For now a huge amount of detail remains to be filled in on the 2019 target and how it will be achieved. The Department for Communities and Local Government will begin a three-month consultation with industry this month. The government’s policy response to that will follow in the Autumn.
The big question is whether developers will welcome the inevitable cost increase of zero-carbon new buildings, particularly as we face a possible economic downturn. Interestingly, when the Budget announcement was made, the Royal Institute of Chartered Surveyors, warned: “It could hit the sector hard by adding significant costs to new builds at a time when the sector is facing a significant dip in demand.”
King is confident, however, that developers are behind the plans. “When we produced our report, we spoke to some of the UK’s biggest developers – Land Securities, Lend Lease, and Hammerson for example – and they have said they will support this policy. The report identified a timeline up to 2020 and they told us they were happy with that trajectory. Yes the 2019 target is very tough and it is challenging. But it is doable and I don’t believe developers would be putting their names to it if they didn’t think it was doable.”
Defries says the targets set by government have to be realistic.
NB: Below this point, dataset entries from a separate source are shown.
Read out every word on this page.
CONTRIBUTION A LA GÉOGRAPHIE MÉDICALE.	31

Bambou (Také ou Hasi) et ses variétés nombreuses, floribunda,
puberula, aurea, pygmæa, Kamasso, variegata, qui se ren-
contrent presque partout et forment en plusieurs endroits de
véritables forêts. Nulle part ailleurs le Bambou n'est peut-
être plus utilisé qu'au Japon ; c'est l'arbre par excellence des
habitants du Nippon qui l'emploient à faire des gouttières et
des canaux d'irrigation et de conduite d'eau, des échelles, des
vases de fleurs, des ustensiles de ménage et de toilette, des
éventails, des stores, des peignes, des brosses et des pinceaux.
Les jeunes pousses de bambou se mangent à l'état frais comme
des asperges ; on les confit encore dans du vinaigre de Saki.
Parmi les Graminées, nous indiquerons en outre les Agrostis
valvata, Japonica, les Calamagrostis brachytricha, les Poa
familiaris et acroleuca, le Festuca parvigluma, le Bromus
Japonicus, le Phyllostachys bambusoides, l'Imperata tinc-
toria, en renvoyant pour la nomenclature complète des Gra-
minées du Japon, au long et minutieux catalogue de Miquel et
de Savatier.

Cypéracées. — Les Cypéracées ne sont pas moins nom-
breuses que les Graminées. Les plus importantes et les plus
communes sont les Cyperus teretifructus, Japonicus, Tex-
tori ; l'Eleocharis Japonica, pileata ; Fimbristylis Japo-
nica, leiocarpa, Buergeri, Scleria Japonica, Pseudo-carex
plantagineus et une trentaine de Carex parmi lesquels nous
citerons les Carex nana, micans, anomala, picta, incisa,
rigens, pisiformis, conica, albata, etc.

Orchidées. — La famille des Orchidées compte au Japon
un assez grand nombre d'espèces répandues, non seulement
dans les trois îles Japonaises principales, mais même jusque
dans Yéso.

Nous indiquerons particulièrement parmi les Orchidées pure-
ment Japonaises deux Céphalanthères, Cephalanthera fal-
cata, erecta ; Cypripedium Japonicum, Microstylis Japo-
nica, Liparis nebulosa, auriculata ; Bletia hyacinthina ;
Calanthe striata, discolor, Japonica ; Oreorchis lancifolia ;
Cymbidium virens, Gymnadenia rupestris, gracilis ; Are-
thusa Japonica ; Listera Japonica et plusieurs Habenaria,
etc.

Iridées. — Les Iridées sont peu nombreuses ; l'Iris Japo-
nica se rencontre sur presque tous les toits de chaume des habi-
And they have to set people short, medium, and long-term goals along the way. “Just to set a very challenging target of 2019, and that’s it, and hope we can muddle our way to achieving it, is just not realistic. You have to have intermediate steps. You don’t jump the high jump by starting out at the highest level – you build up to it.”
Technological innovations in both architecture and renewable energy are being made all the time, he argues, which will aid delivery. And in the BREEAM environmental assessment method, the industry has a common standard all can work to. The 2016 target should also help as it will provide lessons learned, some of which will be transferable to the non-domestic market. The boost this should give to the UK’s fledgling renewables industry could also help.
However, he recognises, work still needs to be done to address potential skills gaps.
“There are shortages in the built environment generally, and one of the biggest challenges the construction industry faces is finding enough people, particularly in the area of sustainability. This is work which requires a high level of innovation and creative thinking; finding new ways of doing things.”
“I’m pleased to see the schools secretary Ed Balls has said that schools must go faster than the public sector on this with the target for them being 2016. Hopefully, school pupils will get to learn in zero-carbon highly efficient buildings, which will inspire them. They will be surrounded by it and will see the benefits of it. We have to inspire young people at school and college to think about getting into this area; getting them to see construction as an exciting job to go into. And as we tackle the reality of sustainable development on the ground it becomes an ever more interesting and creative area. That can only aid recruitment.”